Recognising Conditions Resembling Juvenile Idiopathic Arthritis

30 minutes
English
Rare Diseases
Mucopolysaccharidosis
MPS

In this focused and highly educational webinar, Prof. Athimalaipet Ramanan, a leading pediatric rheumatologist in the UK, addresses the complexities of diagnosing juvenile idiopathic arthritis (JIA) and distinguishing it from other conditions that mimic its presentation. The session is designed to equip pediatricians and general practitioners with the practical knowledge needed to avoid delays in diagnosis and improve early management.

Summary

Prof. Ramanan begins with a clinical case of a three-year-old boy presenting with persistent right knee swelling for a month. He explains how this seemingly straightforward complaint must be interpreted with clinical precision—emphasizing the importance of age, duration of symptoms, and monoarticular involvement as red flags. He notes that transient synovitis or trauma is often suspected, but misattributing symptoms to minor injuries or growing pains can delay critical intervention.

A significant part of the session is devoted to physical examination techniques. Ramanan underscores the need to examine joints from both anterior and posterior views, properly undress the child, and consider subtle signs like suprapatellar effusion and loculated swelling. He uses visual examples to illustrate how wrist or ankle swelling can be missed without a thorough and practiced approach.

The discussion also explores the limitations of laboratory investigations. Prof. Ramanan cautions against over-reliance on inflammatory markers and autoimmune tests such as antinuclear antibodies (ANA), which often produce false positives in children and should only be used with clear clinical justification. He differentiates JIA from conditions like lupus, dermatomyositis, and systemic sclerosis, where ANA may have diagnostic value.

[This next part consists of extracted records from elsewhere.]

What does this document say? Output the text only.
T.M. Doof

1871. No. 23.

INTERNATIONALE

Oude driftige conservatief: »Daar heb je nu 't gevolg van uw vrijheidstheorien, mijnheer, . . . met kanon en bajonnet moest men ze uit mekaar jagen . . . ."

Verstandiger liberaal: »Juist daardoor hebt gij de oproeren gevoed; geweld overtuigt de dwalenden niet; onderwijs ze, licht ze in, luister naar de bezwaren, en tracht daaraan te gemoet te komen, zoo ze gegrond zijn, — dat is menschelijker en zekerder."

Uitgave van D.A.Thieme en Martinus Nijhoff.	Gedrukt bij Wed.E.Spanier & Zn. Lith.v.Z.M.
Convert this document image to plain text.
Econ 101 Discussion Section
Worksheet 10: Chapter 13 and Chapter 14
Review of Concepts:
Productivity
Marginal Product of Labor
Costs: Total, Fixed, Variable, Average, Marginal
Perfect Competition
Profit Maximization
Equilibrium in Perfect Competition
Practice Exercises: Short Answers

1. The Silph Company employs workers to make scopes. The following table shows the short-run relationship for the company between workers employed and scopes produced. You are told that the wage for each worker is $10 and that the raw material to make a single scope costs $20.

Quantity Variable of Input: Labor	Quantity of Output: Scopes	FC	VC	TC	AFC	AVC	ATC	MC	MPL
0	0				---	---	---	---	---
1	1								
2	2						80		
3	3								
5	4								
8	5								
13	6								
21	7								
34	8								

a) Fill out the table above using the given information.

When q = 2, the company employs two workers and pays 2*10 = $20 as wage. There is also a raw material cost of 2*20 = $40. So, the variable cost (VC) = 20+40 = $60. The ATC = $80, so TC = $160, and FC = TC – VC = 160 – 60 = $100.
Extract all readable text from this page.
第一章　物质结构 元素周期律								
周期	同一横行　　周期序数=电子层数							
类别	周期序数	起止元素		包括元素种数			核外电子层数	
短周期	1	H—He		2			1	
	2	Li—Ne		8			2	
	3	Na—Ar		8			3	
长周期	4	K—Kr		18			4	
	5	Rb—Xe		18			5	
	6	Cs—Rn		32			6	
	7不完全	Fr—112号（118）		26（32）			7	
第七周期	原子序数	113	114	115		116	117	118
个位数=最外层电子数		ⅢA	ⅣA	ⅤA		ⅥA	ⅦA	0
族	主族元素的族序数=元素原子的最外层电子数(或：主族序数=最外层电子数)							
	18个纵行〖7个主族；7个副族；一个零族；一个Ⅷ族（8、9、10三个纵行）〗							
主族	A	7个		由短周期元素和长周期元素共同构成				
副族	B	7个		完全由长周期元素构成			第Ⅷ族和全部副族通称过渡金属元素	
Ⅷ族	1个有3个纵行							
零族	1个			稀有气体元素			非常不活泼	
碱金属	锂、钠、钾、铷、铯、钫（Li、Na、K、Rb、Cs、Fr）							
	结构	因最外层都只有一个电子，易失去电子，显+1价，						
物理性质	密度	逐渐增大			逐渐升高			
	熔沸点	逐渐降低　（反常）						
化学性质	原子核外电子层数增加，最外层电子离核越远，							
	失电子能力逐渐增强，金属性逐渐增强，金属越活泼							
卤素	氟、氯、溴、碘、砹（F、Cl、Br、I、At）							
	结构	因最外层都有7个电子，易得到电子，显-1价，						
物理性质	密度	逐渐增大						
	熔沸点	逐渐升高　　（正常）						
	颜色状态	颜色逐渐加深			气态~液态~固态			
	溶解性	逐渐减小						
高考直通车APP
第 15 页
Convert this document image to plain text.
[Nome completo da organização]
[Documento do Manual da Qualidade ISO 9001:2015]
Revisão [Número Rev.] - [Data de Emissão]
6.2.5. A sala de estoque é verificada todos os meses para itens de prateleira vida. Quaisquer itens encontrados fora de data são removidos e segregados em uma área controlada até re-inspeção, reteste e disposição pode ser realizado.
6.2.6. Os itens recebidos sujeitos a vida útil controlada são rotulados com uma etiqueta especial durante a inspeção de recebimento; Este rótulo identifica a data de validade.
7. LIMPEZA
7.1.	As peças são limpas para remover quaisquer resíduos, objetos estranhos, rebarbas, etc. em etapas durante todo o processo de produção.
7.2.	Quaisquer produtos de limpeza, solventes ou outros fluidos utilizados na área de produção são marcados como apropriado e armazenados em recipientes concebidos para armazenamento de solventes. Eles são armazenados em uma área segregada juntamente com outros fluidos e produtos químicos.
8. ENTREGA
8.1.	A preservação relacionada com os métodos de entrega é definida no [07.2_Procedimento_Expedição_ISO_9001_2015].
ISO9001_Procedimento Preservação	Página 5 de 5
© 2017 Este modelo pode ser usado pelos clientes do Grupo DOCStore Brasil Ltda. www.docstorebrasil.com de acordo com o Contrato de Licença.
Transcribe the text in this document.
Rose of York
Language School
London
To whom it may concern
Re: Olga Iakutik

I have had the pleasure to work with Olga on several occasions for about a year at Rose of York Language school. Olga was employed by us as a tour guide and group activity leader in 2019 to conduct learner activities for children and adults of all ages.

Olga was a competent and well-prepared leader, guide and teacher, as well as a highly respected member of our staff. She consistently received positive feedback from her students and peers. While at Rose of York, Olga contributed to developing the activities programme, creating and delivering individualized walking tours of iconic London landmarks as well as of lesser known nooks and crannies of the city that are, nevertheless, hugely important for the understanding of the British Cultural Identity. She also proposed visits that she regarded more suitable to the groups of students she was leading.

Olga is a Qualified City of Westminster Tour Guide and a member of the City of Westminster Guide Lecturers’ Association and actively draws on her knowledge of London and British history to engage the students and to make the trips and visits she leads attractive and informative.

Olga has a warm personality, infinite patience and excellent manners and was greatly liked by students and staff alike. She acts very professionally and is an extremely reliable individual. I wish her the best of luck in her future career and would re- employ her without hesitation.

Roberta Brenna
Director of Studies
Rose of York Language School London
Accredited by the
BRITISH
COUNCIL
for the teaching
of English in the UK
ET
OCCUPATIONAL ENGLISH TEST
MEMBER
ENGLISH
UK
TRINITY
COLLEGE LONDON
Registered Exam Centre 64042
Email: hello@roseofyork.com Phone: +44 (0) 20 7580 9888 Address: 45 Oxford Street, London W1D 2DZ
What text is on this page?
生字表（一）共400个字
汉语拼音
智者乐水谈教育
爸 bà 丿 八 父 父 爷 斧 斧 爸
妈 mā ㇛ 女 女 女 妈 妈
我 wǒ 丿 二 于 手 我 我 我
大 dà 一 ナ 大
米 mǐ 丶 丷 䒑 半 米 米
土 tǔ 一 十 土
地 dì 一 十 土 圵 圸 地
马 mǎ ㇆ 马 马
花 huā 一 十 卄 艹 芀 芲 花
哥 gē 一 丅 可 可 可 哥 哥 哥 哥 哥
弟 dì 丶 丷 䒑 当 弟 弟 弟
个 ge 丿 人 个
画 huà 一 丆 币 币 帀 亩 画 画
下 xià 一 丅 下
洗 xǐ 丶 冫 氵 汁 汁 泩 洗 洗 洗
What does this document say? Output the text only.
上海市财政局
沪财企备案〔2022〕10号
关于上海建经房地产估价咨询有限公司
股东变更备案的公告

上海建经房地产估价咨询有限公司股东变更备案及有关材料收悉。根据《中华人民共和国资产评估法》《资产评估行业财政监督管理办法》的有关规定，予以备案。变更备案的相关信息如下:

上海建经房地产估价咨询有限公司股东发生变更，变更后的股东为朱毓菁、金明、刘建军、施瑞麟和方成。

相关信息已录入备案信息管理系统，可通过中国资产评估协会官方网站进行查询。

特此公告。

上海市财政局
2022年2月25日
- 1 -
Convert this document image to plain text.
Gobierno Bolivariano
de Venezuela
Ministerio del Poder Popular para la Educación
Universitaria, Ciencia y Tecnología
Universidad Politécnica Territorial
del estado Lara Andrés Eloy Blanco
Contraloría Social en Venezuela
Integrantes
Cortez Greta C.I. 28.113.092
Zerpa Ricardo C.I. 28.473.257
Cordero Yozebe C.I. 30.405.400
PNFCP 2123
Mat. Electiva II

A key message of the presentation is the importance of recognizing “preferred pain,” where the site of discomfort reported by the child may not match the joint actually affected. He outlines common misdiagnoses, including malignancies, infections, and storage disorders such as mucopolysaccharidoses, which can resemble arthritis in their early stages. Ramanan warns clinicians to consider leukemia in any child with unexplained musculoskeletal symptoms, as it can present solely with joint pain.

The session concludes with practical takeaways: suspect JIA when joint swelling persists beyond six weeks; avoid premature testing; and prioritize clinical judgment over routine lab panels. Above all, he urges clinicians to develop confidence in joint examination and to maintain a high index of suspicion for rheumatologic and mimicking conditions in pediatric patients.